To follow up on the last point with a little more info, I have provided the links to a file layout from some recent data and the Population Estimates Program (PEP) data.


I recognize that these data sets are derived using different methodologies, but I was just curious if there was any documentation that describes how one could understand the relationship between the two (I had trouble finding anything specific).

To say this another way, creating net migration statistics for a county using the person weights, PUMA and MIGPUMA won’t match the county level net migration estimates from the PEP data because they are produced using different methodologies but I was curious about the type of interpretations you could make comparing the two to better understand migration.

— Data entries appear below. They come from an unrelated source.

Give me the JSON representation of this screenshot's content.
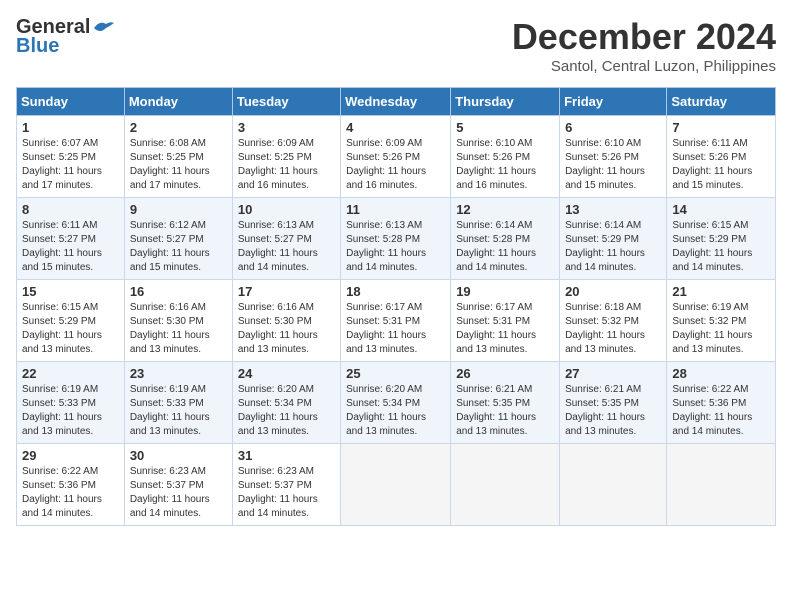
{
  "logo": {
    "line1": "General",
    "line2": "Blue"
  },
  "title": "December 2024",
  "subtitle": "Santol, Central Luzon, Philippines",
  "headers": [
    "Sunday",
    "Monday",
    "Tuesday",
    "Wednesday",
    "Thursday",
    "Friday",
    "Saturday"
  ],
  "weeks": [
    [
      {
        "day": "1",
        "sunrise": "Sunrise: 6:07 AM",
        "sunset": "Sunset: 5:25 PM",
        "daylight": "Daylight: 11 hours and 17 minutes."
      },
      {
        "day": "2",
        "sunrise": "Sunrise: 6:08 AM",
        "sunset": "Sunset: 5:25 PM",
        "daylight": "Daylight: 11 hours and 17 minutes."
      },
      {
        "day": "3",
        "sunrise": "Sunrise: 6:09 AM",
        "sunset": "Sunset: 5:25 PM",
        "daylight": "Daylight: 11 hours and 16 minutes."
      },
      {
        "day": "4",
        "sunrise": "Sunrise: 6:09 AM",
        "sunset": "Sunset: 5:26 PM",
        "daylight": "Daylight: 11 hours and 16 minutes."
      },
      {
        "day": "5",
        "sunrise": "Sunrise: 6:10 AM",
        "sunset": "Sunset: 5:26 PM",
        "daylight": "Daylight: 11 hours and 16 minutes."
      },
      {
        "day": "6",
        "sunrise": "Sunrise: 6:10 AM",
        "sunset": "Sunset: 5:26 PM",
        "daylight": "Daylight: 11 hours and 15 minutes."
      },
      {
        "day": "7",
        "sunrise": "Sunrise: 6:11 AM",
        "sunset": "Sunset: 5:26 PM",
        "daylight": "Daylight: 11 hours and 15 minutes."
      }
    ],
    [
      {
        "day": "8",
        "sunrise": "Sunrise: 6:11 AM",
        "sunset": "Sunset: 5:27 PM",
        "daylight": "Daylight: 11 hours and 15 minutes."
      },
      {
        "day": "9",
        "sunrise": "Sunrise: 6:12 AM",
        "sunset": "Sunset: 5:27 PM",
        "daylight": "Daylight: 11 hours and 15 minutes."
      },
      {
        "day": "10",
        "sunrise": "Sunrise: 6:13 AM",
        "sunset": "Sunset: 5:27 PM",
        "daylight": "Daylight: 11 hours and 14 minutes."
      },
      {
        "day": "11",
        "sunrise": "Sunrise: 6:13 AM",
        "sunset": "Sunset: 5:28 PM",
        "daylight": "Daylight: 11 hours and 14 minutes."
      },
      {
        "day": "12",
        "sunrise": "Sunrise: 6:14 AM",
        "sunset": "Sunset: 5:28 PM",
        "daylight": "Daylight: 11 hours and 14 minutes."
      },
      {
        "day": "13",
        "sunrise": "Sunrise: 6:14 AM",
        "sunset": "Sunset: 5:29 PM",
        "daylight": "Daylight: 11 hours and 14 minutes."
      },
      {
        "day": "14",
        "sunrise": "Sunrise: 6:15 AM",
        "sunset": "Sunset: 5:29 PM",
        "daylight": "Daylight: 11 hours and 14 minutes."
      }
    ],
    [
      {
        "day": "15",
        "sunrise": "Sunrise: 6:15 AM",
        "sunset": "Sunset: 5:29 PM",
        "daylight": "Daylight: 11 hours and 13 minutes."
      },
      {
        "day": "16",
        "sunrise": "Sunrise: 6:16 AM",
        "sunset": "Sunset: 5:30 PM",
        "daylight": "Daylight: 11 hours and 13 minutes."
      },
      {
        "day": "17",
        "sunrise": "Sunrise: 6:16 AM",
        "sunset": "Sunset: 5:30 PM",
        "daylight": "Daylight: 11 hours and 13 minutes."
      },
      {
        "day": "18",
        "sunrise": "Sunrise: 6:17 AM",
        "sunset": "Sunset: 5:31 PM",
        "daylight": "Daylight: 11 hours and 13 minutes."
      },
      {
        "day": "19",
        "sunrise": "Sunrise: 6:17 AM",
        "sunset": "Sunset: 5:31 PM",
        "daylight": "Daylight: 11 hours and 13 minutes."
      },
      {
        "day": "20",
        "sunrise": "Sunrise: 6:18 AM",
        "sunset": "Sunset: 5:32 PM",
        "daylight": "Daylight: 11 hours and 13 minutes."
      },
      {
        "day": "21",
        "sunrise": "Sunrise: 6:19 AM",
        "sunset": "Sunset: 5:32 PM",
        "daylight": "Daylight: 11 hours and 13 minutes."
      }
    ],
    [
      {
        "day": "22",
        "sunrise": "Sunrise: 6:19 AM",
        "sunset": "Sunset: 5:33 PM",
        "daylight": "Daylight: 11 hours and 13 minutes."
      },
      {
        "day": "23",
        "sunrise": "Sunrise: 6:19 AM",
        "sunset": "Sunset: 5:33 PM",
        "daylight": "Daylight: 11 hours and 13 minutes."
      },
      {
        "day": "24",
        "sunrise": "Sunrise: 6:20 AM",
        "sunset": "Sunset: 5:34 PM",
        "daylight": "Daylight: 11 hours and 13 minutes."
      },
      {
        "day": "25",
        "sunrise": "Sunrise: 6:20 AM",
        "sunset": "Sunset: 5:34 PM",
        "daylight": "Daylight: 11 hours and 13 minutes."
      },
      {
        "day": "26",
        "sunrise": "Sunrise: 6:21 AM",
        "sunset": "Sunset: 5:35 PM",
        "daylight": "Daylight: 11 hours and 13 minutes."
      },
      {
        "day": "27",
        "sunrise": "Sunrise: 6:21 AM",
        "sunset": "Sunset: 5:35 PM",
        "daylight": "Daylight: 11 hours and 13 minutes."
      },
      {
        "day": "28",
        "sunrise": "Sunrise: 6:22 AM",
        "sunset": "Sunset: 5:36 PM",
        "daylight": "Daylight: 11 hours and 14 minutes."
      }
    ],
    [
      {
        "day": "29",
        "sunrise": "Sunrise: 6:22 AM",
        "sunset": "Sunset: 5:36 PM",
        "daylight": "Daylight: 11 hours and 14 minutes."
      },
      {
        "day": "30",
        "sunrise": "Sunrise: 6:23 AM",
        "sunset": "Sunset: 5:37 PM",
        "daylight": "Daylight: 11 hours and 14 minutes."
      },
      {
        "day": "31",
        "sunrise": "Sunrise: 6:23 AM",
        "sunset": "Sunset: 5:37 PM",
        "daylight": "Daylight: 11 hours and 14 minutes."
      },
      null,
      null,
      null,
      null
    ]
  ]
}
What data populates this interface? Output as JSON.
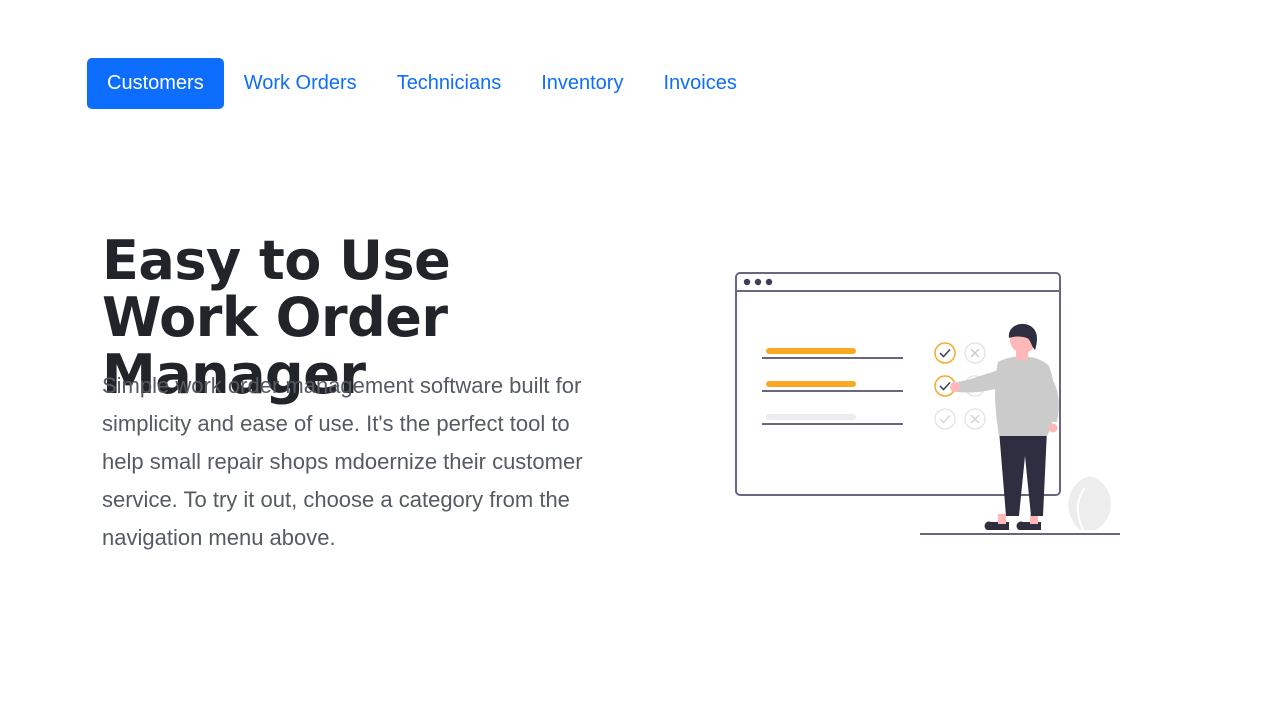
{
  "nav": {
    "items": [
      {
        "label": "Customers",
        "active": true
      },
      {
        "label": "Work Orders",
        "active": false
      },
      {
        "label": "Technicians",
        "active": false
      },
      {
        "label": "Inventory",
        "active": false
      },
      {
        "label": "Invoices",
        "active": false
      }
    ]
  },
  "hero": {
    "title": "Easy to Use Work Order Manager",
    "description": "Simple work order management software built for simplicity and ease of use. It's the perfect tool to help small repair shops mdoernize their customer service. To try it out, choose a category from the navigation menu above."
  },
  "colors": {
    "primary": "#0d6efd",
    "heading": "#212529",
    "body_text": "#555b62",
    "accent_orange": "#f9a826",
    "outline": "#6b6680"
  },
  "illustration": {
    "icon": "person-checking-list-illustration"
  }
}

If for example the 2021 1-year ACS Public Use Microdata Sample estimated a net positive domestic migration of 1,000 into County X but the PEP estimated County X’s net domestic migration for 2021 to be 1,500 that could be understood as the difference of survey methods, timing of surveys etc? And if they diverge even more heavily like 1,000 vs 10,000 or 1,000 vs -500 that could be understood as margins of errors and again the results of different survey methodologies?

I apologize if my question isn’t clear, I am effectively trying to understand how, if you analyze migration trends, using the two data sets you could explain or better understand why differences in results could occur. Are you aware of any documentation of journal articles that interrogate this relationship between the two am I making this more complicated than it needs to be haha?

Thanks again for all your help!

Eric, thank you for sharing the links to the Population Estimates Program. Your question on the PEP is a bit outside of my purview not only because IPUMS doesn’t provide any documentation on the PEP, but also because the interpretation of how differences in methodology affect estimates is an analytical question that researchers can approach in different ways.

Based on this Census training workshop presentation, estimates from the PEP and ACS have different uses. The recommendation is for the PEP to be used for “population and housing unit totals [and means] and demographic characteristics” while the ACS is for “social and economic characteristics” and “conducting statistical testing”. Unlike the ACS, the PEP does not include microdata or any social or economic detail. However, if your goal is to simply obtain a more accurate estimate of total net migration, it appears that the recommendation is to use the PEP. Since the ACS is a survey, the data include a margin of error (see the accuracy of the ACS data documentation). It is still not entirely unlikely however that the PEP’s estimate will be outside the margin of error for the ACS. As you suggest, this divergence could be due to differing methodologies that you may investigate further.


Thank you so much for taking the time and all your help! I appreciate the additional resources, this has helped tremendously.